Farm Bill may benefit conservation easements
Bill merges 2 programs, includes $1 billion in funding
Thousands of acres in Montezuma County are protected by conservation easements that prevent subdivision, and a change in the 2014 Farm Bill may make this kind of conservation easier for those in rural counties.
The new Farm Bill will merge two conservation programs, Farm and Ranch Lands Protection Program, which has been used in the county, and the Grasslands Reserve Program into the Agricultural Lands Easement Program. President Barack Obama was scheduled to sign the bill into law on Friday.
The new program will receive $1 billion dollars of funding nationally over the next ten years to purchase development rights from landowners to preserve the land so it can continue to be farmed or ranched, according to the Land Trust Alliance, an advocacy group.
The new program will also offer a waiver to the hefty cash match requirement that must come from a local source.
The Farm and Ranch Protection Program offered an alternative to selling farm and ranch land to developers. The program paid farmers 50 percent of what they would receive from a developer, a local third party provided a 25 percent cash match, and the landowner donated the final portion of rights, said Chris West the Executive Director Colorado Cattlemen’s Agricultural Land Trust. The owner continued to farm or ranch on the land and hold the land privately. The new program will be very similar.
But with a waiver, a farmer could donate half of his or her development rights, and no cash match would be required.
The Land Trust Alliance will be working with the Department of Agriculture to come up with the requirements for the waiver, said Russ Shay, director of policy for the Land Trust Alliance. The alliance is working on the policy, in part, because of the greater conservation that results by preserving open space.

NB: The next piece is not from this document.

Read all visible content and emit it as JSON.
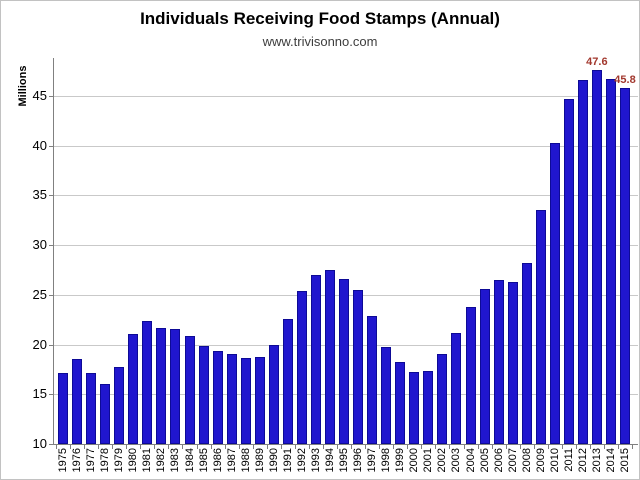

“A lot of this money is going to ranch land protection and in effect is protecting important wildlife habitat,” he said.
As Colorado’s population grows, there will be more pressure to subdivide farm and ranch land.
“We’re going to lose a big chunk of agriculture,” West said.
This program is meant to prevent some of that land conversion by transferring conservation requirements with the deed of the property from operator to operator.
An outside party, like a conservancy, manages the easement and ensures that the farmer or rancher is complying with the agreement, said West. This includes requirements like keeping water rights on the land. However, this kind of management can allow for oil and gas development, West said.
The Montezuma Land Conservancy has used the Farm and Ranch Lands Protection Program to fund the permanent protection of 15,000 acres of land in Montezuma County. All of this land is still privately owned and operated. However, the conservancy has not used the Farm and Ranch program in recent years.